EDIT : ok, i see it... there is a missing label and the corresponding jump... he has certainly corrected the code otherwise it crash... but you are right, there was a small error on the tweaked one posted by mark...
thanks jdoe...
MARK !!! you shouldn't change the name of the label... or by something that is recognisable... @ methode is generally error generator...

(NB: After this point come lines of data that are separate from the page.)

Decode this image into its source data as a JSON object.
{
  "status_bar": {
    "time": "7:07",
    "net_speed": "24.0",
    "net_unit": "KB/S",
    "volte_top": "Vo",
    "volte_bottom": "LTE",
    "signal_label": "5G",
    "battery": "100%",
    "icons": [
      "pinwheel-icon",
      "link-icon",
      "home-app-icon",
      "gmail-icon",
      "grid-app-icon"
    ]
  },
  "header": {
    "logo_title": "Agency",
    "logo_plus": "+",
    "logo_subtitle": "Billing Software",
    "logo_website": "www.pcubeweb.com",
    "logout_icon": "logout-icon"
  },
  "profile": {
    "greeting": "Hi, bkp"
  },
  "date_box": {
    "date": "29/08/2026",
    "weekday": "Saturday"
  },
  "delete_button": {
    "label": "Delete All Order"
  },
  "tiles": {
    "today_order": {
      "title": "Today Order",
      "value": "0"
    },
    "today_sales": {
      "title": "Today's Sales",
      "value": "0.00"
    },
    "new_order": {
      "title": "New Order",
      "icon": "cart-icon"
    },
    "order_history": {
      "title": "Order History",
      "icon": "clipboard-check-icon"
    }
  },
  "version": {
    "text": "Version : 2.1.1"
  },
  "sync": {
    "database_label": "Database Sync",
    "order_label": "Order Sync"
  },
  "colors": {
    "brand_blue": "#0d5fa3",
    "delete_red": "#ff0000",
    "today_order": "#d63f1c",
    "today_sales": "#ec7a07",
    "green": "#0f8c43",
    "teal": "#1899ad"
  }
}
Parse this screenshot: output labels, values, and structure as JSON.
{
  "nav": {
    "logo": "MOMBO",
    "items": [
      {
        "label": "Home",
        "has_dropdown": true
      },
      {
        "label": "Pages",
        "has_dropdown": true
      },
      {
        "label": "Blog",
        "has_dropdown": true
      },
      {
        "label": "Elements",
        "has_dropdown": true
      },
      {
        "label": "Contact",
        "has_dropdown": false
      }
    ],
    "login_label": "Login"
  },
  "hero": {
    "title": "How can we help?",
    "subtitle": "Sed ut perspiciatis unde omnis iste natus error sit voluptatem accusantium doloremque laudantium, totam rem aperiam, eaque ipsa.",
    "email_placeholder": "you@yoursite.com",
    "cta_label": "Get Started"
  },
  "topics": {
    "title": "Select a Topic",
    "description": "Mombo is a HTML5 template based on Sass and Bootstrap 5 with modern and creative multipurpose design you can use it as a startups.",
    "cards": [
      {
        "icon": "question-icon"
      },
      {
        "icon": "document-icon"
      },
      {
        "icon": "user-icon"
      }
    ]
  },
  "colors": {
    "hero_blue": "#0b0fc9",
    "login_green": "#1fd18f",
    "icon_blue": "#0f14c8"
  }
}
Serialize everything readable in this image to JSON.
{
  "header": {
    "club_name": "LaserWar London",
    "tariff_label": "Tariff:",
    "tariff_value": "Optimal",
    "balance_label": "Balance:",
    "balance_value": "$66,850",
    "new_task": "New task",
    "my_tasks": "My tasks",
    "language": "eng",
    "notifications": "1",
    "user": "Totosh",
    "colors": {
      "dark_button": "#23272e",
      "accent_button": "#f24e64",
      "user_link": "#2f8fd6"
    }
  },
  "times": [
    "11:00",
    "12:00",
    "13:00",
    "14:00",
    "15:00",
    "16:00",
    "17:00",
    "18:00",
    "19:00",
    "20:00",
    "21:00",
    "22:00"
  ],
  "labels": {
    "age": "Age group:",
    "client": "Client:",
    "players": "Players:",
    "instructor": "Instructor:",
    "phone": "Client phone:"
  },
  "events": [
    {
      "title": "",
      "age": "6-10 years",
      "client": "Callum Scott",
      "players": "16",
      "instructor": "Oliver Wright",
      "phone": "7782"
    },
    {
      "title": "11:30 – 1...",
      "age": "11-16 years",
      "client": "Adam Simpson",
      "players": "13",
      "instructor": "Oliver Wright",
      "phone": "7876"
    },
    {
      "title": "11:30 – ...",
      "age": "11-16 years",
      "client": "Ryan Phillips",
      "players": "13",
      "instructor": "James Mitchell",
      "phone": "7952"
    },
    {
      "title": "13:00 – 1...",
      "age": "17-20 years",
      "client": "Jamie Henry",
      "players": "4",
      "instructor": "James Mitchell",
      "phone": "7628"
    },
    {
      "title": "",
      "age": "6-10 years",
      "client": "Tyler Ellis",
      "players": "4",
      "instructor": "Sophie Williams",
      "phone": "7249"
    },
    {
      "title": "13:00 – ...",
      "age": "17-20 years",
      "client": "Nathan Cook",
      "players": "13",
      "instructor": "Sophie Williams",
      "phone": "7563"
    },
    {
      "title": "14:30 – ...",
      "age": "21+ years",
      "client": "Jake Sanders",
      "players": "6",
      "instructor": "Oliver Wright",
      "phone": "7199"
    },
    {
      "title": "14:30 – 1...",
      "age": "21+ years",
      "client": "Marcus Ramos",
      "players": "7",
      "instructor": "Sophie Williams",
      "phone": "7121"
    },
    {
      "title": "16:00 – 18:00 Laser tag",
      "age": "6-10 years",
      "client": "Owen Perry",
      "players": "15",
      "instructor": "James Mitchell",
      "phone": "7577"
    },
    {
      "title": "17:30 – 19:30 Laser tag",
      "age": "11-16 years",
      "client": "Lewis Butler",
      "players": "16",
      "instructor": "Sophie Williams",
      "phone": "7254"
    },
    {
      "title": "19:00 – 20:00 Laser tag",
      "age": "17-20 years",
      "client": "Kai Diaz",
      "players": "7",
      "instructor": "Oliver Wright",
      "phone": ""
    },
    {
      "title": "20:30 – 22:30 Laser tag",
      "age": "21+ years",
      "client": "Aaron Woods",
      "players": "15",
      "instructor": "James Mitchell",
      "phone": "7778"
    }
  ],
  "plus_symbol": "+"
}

Yep, the branch was lost accidentally! Nice catch, jdoe. :wink
Quote from: NightWare on March 28, 2006, 08:03:39 PM
MARK !!! you shouldn't change the name of the label... or by something that is recognisable... @ methode is generally error generator...
Well, when coded properly, they work properly. :toothy
I like to use anonymous jump labels where looping doesn't need an obvious label. Seems to make it clearer to understand. But everyone is different.